Practical information
Thursdays, from 2pm to 4pm
Office hours by appointment, in room 234, Ludwigstrasse 31, second floor
You can find the text book here (credits to Marco).
Here's another cool video. Very instructive! (Credits to Nico González Albornoz)
Lectures
1. Introduction: What Gödel's Theorems Say
27/4
Read: Smith's (2007), Chapter 1.
2. Decidability and Enumerability
27/4 - 4/5
Read: Smith's (2007), Chapter 2.
Exercises: about functions (all of them except 4), effective computability (all of them except exercise 5), and enumerability.
3. Axiomatised formal theories
11/5
Read: Smith's (2007), Chapter 3.
Exercises: about formal theories (in particular, exercises 1 and 4).
4. Expressing and Capturing Numerical Properties
18/5
Read: Smith's (2007), Chapter 4: Capturing Numerical Properties.
Exercises: about the language of arithmetic.
5. Robinson Arithmetic Q
1/6 - 22/6
Read: Smith's (2007), Chapters 8 and 9.
Exercise: read and understand chapters 5 and 6 to briefly explain their content in class
6. Robinson Arithmetic Q and Peano Arithmetic PA
29/6
Read: Smith's (2007), Chapter 10.
Exercises: about sufficiently expressive/strong theories and induction. Also, try to prove principles O1-O9 from sec. 9.4.
7. Primitive Recursive Functions
29/6 - 12/7
Read: Smith's (2007), Chapter 11.
Exercises: about Robinson Arithmetic (skip the ones about Baby Arithmetic, BA). Also, try to prove that (i) bounded minimisation and is pr when applied to a pr property, (ii) that definition by cases is pr when using pr functions and relations, (iii) propositions A-E from sec. 11.7, and (iv) propositions R1-R6 from sec. 11.8.
8. Capturing Primitive Recursive Functions
12/7 - 20/7
Read: Smith (2007), Chapters 12 and 13.
9. The Arithmetization of Syntax
20/7
Read: Smith (2007), Chapter 15.
10. Gödel's First Incompleteness Theorem
27/7
Read: Smith (2007), Chapters 16 and 17.
Course description
The course consists in a detailed exposition of Gödel's first and second incompleteness theorems, and their respective proofs. The first result shows that any theory extending elementary arithmetic is incomplete, this is, there will always be a sentence in the language of the theory that the theory neither proves nor refutes. Gödel's second incompleteness result establishes that no consistent theory extending elementary arithmetic can prove its own consistency.
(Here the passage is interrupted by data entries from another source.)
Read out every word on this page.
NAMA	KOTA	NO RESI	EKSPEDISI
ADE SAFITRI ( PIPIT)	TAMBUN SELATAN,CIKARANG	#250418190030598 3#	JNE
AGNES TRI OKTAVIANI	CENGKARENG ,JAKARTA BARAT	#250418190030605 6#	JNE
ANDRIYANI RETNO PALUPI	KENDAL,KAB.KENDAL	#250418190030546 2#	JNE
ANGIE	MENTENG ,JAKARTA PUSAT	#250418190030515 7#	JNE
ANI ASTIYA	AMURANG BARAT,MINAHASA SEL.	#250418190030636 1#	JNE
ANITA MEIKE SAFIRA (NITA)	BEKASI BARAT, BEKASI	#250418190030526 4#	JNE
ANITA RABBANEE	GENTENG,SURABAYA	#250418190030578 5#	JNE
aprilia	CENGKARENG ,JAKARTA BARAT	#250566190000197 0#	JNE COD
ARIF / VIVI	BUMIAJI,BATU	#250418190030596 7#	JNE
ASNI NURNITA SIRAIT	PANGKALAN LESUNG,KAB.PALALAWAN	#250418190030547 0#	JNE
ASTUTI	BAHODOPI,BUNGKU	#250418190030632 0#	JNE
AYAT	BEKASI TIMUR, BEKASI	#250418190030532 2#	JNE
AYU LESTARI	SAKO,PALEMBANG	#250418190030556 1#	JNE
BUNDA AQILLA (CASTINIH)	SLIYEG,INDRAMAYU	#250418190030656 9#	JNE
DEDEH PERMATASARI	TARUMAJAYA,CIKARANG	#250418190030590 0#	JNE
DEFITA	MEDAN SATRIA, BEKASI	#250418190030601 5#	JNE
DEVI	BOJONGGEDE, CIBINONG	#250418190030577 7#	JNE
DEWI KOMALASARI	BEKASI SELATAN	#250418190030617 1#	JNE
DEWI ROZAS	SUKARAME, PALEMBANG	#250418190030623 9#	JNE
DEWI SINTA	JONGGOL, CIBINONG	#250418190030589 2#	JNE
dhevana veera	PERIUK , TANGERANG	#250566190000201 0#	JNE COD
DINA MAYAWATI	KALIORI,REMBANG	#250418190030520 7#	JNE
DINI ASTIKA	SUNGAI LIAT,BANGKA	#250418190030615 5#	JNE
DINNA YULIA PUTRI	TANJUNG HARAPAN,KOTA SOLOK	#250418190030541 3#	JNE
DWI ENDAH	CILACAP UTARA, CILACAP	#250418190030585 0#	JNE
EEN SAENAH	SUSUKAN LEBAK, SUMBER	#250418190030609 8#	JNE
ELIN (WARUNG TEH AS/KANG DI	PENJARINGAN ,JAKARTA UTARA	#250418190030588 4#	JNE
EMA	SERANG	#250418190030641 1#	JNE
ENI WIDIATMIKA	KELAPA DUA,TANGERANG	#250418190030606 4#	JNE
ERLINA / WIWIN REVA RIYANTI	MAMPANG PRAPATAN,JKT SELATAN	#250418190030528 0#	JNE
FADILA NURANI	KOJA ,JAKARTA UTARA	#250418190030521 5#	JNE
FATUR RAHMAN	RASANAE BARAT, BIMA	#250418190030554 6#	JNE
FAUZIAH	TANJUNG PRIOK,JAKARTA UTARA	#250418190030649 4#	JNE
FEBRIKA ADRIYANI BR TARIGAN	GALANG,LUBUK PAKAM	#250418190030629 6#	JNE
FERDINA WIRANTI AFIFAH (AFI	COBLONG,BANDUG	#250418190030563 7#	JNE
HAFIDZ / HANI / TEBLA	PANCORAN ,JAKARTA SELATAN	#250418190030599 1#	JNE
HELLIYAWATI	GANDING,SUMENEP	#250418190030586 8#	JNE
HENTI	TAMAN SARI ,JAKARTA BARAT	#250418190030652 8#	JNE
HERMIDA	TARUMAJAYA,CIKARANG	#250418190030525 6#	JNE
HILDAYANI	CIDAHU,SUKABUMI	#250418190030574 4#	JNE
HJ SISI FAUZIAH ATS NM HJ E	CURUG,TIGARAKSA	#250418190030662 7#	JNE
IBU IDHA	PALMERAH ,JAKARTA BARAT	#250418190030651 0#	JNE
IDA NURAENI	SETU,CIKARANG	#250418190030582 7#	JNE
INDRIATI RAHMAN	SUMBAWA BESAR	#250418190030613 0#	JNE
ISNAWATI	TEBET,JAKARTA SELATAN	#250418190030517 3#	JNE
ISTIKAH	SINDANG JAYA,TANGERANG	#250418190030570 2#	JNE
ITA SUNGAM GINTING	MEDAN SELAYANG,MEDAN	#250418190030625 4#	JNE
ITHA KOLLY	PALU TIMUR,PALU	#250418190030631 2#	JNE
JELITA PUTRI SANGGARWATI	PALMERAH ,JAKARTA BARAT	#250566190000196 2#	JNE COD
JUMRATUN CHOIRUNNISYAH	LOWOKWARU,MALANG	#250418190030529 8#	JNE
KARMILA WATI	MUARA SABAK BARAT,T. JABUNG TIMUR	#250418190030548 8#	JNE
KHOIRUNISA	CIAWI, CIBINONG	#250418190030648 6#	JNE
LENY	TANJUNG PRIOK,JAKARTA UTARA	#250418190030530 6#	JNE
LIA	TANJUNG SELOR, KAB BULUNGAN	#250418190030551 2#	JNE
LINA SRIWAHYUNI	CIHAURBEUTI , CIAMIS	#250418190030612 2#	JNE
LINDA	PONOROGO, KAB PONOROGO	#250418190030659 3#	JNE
The exposition is carried out in two steps. First, an introduction to first-order arithmetic is given. Students are presented with the following: first-order axiomatic theories, the language of first-order arithmetic, L, first-order theories of arithmetic Q (Robinson Arithmetic) and PA (for "Peano Arithmetic"), the enumerability and denumerability of sets, the recursivity, semi-recursivity, definability in L, and representability in an axiomatic theory formulated in L, of a subset of natural numbers or a function from natural numbers to natural numbers, the standard model of L, arithmetical truth, the arithmetical hierarchy, and (primitive) recursive functions.
The second half of the course consists of a presentation of modern versions of Gödel's proofs of both incompleteness results, followed by a reflection on their consequences. Students are introduced to Q's Sigma1-completeness, Gödel's coding technique and the arithmetisation of syntax, the diagonalisation lemmata, Gödel sentences, Löb's derivability conditions, and reflection principles.